Starring: Griffin Gluck, Andy Daly, Thomas Barbusca, Alexa Nisenson, Lauren Graham, Rob Riggle, Retta, Adam Pally
Rated PG for Rude Humor Throughout, Language and Thematic Elements
Ugh. Middle school. The time when bodies change, hormones kick in, school becomes more competitive, parents begin to think they can walk over everyone to get their kid into an Ivy League school and so on. It's one thing that pretty much everyone can agree on: middle school sucks. You're too old to be a kid yet too young to be an adult, and never ways that benefit you.
"Middle School: The Worst Years of My Life" manages the tricky task of showing how horrible an experience it is while still making it into a feel-good comedy. It tells the story of Rafe (Gluck), a kid with an appetite for pranks and mischief and an aptitude for drawing and imagination. He's been kicked out of two middle schools and on the last one in the district. He tries to make it work but when a caricature of the rule-obsessed Principal Dwight (Daly) ends up with him dissolving it in a bucket of acid, it's all out war. Together with his best pal Leo (Barbusca) they set out to take down Dwight and take back the school. Meanwhile, he and his sister Georgia (Nisenson) try and deal with the fact that their mom (Graham) is head over heels in love with Carl (Riggle), who is a jerk except when she's around.

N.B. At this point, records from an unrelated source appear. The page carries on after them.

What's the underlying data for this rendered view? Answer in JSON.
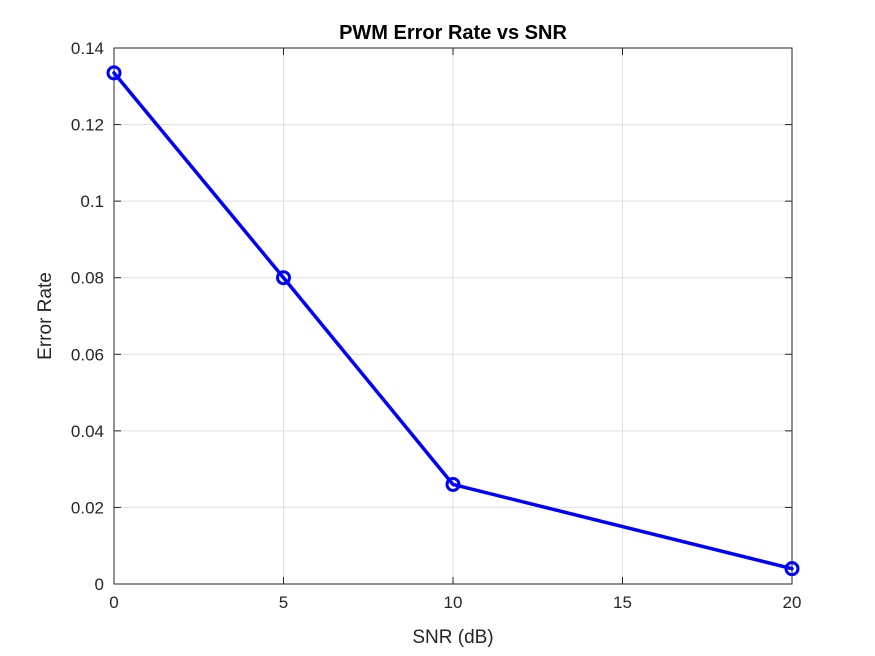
{
  "chart_data": {
    "type": "line",
    "title": "PWM Error Rate vs SNR",
    "xlabel": "SNR (dB)",
    "ylabel": "Error Rate",
    "xlim": [
      0,
      20
    ],
    "ylim": [
      0,
      0.14
    ],
    "xticks": [
      0,
      5,
      10,
      15,
      20
    ],
    "xtick_labels": [
      "0",
      "5",
      "10",
      "15",
      "20"
    ],
    "yticks": [
      0,
      0.02,
      0.04,
      0.06,
      0.08,
      0.1,
      0.12,
      0.14
    ],
    "ytick_labels": [
      "0",
      "0.02",
      "0.04",
      "0.06",
      "0.08",
      "0.1",
      "0.12",
      "0.14"
    ],
    "grid": true,
    "series": [
      {
        "x": [
          0,
          5,
          10,
          20
        ],
        "y": [
          0.1335,
          0.08,
          0.026,
          0.004
        ],
        "color": "#0000ff",
        "marker": "circle"
      }
    ]
  }
}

This is a funny movie that touches the heart. There are few belly laughs, but plenty of smiles and good cheer. One reason is that Rafe is so likable. Griffin Gluck is a great movie hero. He's shy and awkward around girls and authority figures, but he's a good soul who simply likes to cause mischief. And it's so nice to see a kid with an active imagination. In a very clever touch, he imagines his drawings come to life to help him deal with his problems. The device is awkwardly employed, but it's so creative and fun that I didn't care.
He's surrounded by a great cast, most of whom are unknowns. Andy Daly plays a truly annoying twit that's easy to hate, Lauren Graham makes a great mom, Rob Riggle is an unbelievably self-centered jerk, and Adam Pally is terrific as the cool teacher we all wish we had. The stand-outs are the kids. Gluck is delightful and so are his frequent on-screen companions, Alexa Nisenson and especially Thomas Barbusca. Nisenson plays Georgia, his younger sister who isn't nearly as bratty and precocious as she initially appears to be. And Thomas Barbusca plays Leo, Rafe's best friend and partner in crime. The scenes between the two of them are the highlights. They don't have the same chemistry as Ben, Carter and Augie in last year's criminally underrated "Scouts Guide to the Zombie Apocalypse," but it comes close.
A movie like this is rare. I actually wanted more from the film. More time spent with the characters and more shenanigans (which would have been more effective had the film told us the specific rules Rafe was breaking with each prank, but whatever). I understand that the book was popular enough to spawn some sequels (no doubt this made it much more popular in the eyes of CBS Films). I hope they get made. A movie that casts this beautiful of a spell and is this much fun deserves to be nurtured. You don't get the magic that you get with this in many films. And considering the crap that is getting franchises, it would be nice to see a sequel to a movie that really deserves it.